As Fernanda, Vivi faces the fury of many people who have every reason to hate her: Miguel, the betrayed husband; Pedro, the son who grew up without his mother's love; Rubinho, the fiancé abandoned at the altar; and the revolt of her own family, who have never forgiven her for her past. Vivi, as well as posing as someone with a completely opposite temperament to her own, is vilified for acts for which she was not responsible. Over time, however, people begin to realize that Fernanda has come back from prison much changed.

== Cast ==
- Christiane Torloni as Fernanda Gusmão Santoro and Vitória "Vivi" Figueiredo / Vitória Gusmão Santoro
- Luís Melo as Rubens "Rubinho" Del Rey Villar
- Victor Fasano as Miguel Alcântara Prates
- Miguel Falabella as Mauro Alcântara Prates
- Lúcia Veríssimo as Nadine Gonçalves
- Marcos Paulo as Heitor Morales Gonçalves
- Alessandra Negrini as Natália Gusmão Santoro
- Rosi Campos as Margô da Conceição Santos / Regina "Regininha"
- Carlos Zara as Antenor Alcântara Prates
- Hugo Carvana as Aníbal Santoro
- Arlete Salles as Cacilda Montez
- Mauro Mendonça as Kléber Del Rey Villar
- Arlete Montenegro as Leda Del Rey Villar
- Louise Cardoso as Laura "Laurinha" Del Rey Villar Matos
- Antônio Grassi as Rômulo Matos
- Marcio Garcia as Guilherme "Guiga" Rocha
- Thierry Figueira as Pedro Alcântara Prates
- Chica Xavier as Dinda
- Tony Tornado as Anselmo
- Wolf Maya as Cícero Pinheiro Brandão
- Cláudia Alencar as Martina Pinheiro
- Marcos Pasquim as Cosme Del Rey Villar
- Mônica Fraga as Helena "Leninha" Gusmão Santoro
- Juliana Baroni as Júlia Villar Matos
- Natália Lage as Cristina "Kika" Villar Matos
- Walther Verve as Pepe Montez Caruso
- Maria Maya as Nádia Pinheiro
- Carmo Dalla Vecchia as Fábio "Fabinho" Pinheiro
- Cláudia Liz as Debbie
- Carol Machado as Clara
- Danielle Winits as Diana
- Heitor Martinez as Mobral
- Bruno Marques as Alex
- Karina Mello as Ana
- Miriam Freeland as Mariana
- Manitou Felipe as Sabará
- Nádia Bambirra as Marisol
- Luiza Curvo as Maria Isabel "Belinha" Souto Brandão de Alcântara Prates
- Luiz Fernando Camarão as Eugênio "Geninho" Alcântara Prates

== Production ==
After works aimed at a young audience such as Top Model (1989) and Vamp (1991), Antônio Calmon revealed that it bothered him "to do things only for young people" and decided to renew himself by changing the target audience of his work.

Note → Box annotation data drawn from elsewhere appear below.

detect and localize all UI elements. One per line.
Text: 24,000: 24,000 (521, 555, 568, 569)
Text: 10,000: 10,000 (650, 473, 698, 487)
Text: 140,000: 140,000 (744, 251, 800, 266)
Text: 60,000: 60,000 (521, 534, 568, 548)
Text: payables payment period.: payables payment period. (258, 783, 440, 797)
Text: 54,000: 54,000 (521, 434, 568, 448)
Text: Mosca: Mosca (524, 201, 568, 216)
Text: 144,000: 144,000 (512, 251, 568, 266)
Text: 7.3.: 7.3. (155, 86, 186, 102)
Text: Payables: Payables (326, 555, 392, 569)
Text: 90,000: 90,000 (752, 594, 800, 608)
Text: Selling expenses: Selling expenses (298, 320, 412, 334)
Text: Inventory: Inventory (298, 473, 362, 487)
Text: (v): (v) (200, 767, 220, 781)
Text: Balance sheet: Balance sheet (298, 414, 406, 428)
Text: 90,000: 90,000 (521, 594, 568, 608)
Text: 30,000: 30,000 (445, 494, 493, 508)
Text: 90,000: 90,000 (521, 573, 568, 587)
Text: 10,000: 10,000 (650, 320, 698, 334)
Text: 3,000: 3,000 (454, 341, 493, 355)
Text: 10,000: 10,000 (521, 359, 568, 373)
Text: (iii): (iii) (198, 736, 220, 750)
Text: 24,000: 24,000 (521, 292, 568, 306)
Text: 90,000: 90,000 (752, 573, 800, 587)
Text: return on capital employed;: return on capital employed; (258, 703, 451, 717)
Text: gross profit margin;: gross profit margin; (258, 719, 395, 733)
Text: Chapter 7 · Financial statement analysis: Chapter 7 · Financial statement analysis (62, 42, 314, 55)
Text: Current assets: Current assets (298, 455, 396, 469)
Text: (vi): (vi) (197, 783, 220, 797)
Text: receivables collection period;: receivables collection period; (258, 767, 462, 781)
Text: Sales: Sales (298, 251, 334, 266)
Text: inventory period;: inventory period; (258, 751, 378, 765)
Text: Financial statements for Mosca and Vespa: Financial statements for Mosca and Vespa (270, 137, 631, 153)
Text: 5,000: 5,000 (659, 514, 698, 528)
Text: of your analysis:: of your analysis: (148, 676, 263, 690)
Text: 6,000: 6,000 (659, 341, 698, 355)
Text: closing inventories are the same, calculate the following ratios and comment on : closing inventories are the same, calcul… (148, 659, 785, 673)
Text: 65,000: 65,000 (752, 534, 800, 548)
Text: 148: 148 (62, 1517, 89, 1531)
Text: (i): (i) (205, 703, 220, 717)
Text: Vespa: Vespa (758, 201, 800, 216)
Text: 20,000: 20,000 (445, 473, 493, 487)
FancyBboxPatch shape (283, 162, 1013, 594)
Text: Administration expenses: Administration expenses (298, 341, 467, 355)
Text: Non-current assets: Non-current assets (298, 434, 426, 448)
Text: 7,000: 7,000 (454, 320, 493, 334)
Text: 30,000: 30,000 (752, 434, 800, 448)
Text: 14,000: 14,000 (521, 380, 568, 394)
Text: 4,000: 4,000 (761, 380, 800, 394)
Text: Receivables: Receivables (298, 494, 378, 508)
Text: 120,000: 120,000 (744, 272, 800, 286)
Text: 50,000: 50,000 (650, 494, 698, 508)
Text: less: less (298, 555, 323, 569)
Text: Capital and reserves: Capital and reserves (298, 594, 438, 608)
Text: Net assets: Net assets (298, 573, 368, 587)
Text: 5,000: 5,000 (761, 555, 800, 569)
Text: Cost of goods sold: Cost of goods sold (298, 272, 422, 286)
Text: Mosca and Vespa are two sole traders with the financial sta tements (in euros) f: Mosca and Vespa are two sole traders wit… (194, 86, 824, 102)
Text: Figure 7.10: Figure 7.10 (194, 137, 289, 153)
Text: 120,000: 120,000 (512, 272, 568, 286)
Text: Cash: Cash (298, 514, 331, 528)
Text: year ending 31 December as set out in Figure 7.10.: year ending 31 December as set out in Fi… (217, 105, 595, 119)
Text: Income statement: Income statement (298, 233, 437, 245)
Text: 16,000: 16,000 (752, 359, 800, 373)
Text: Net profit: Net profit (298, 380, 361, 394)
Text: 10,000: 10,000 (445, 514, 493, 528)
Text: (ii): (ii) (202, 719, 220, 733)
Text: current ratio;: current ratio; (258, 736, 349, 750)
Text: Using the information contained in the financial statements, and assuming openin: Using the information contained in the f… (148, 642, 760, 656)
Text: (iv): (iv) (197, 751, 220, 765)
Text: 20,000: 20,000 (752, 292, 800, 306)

The telenovela is set in the fictional town of Porto do Céu. Most of the scenes were shot in the city of Búzios, in Rio de Janeiro. Part of Rua das Pedras, Porto das Pedras' famous and trendy location, was built as a set. The prison scenes were shot partly in the Carandiru prison and partly on set.

In the scenes in which the twins acted together, chromakey and memory-head were used, technologies previously used in Mulheres de Areia (1993) to give more authenticity to the scenes in which Ruth and Raquel appeared together. Forty sets were created in the various studios, totaling 200 settings.

It marked the return of actresses Rosi Campos, Marilena Ansaldi and Walderez de Barros to Rede Globo: Campos and Ansaldi had been away from the network since 1986, when they took part in the telenovelas Roda de Fogo and Selva de Pedra, respectively; Walderez had been away from the network since 1989, when she took part in the miniseries Sampa. It was the debut of actor Luís Melo in telenovelas. The actor was already well known in Brazilian theater and accepted the invitation to star in Cara & Coroa after rejecting several proposals from the broadcaster. It was also the first telenovela for Juliana Baroni, who was already known to children as Paquita.

Changes were made during production to prevent it from being too similar to the show O Outro.

== Broadcast ==
The original broadcast on TV Globo aired from July 24, 1995 to March 30, 1996. In 2021, the channel announced plans to air reruns of the series. However, copyright issues delayed the reruns. Canal Viva considered optioning the series for reruns in 2021, but instead chose to air the similar series Paraíso Tropical. A rerun of the show premiered on Canal Viva on September 9, 2024.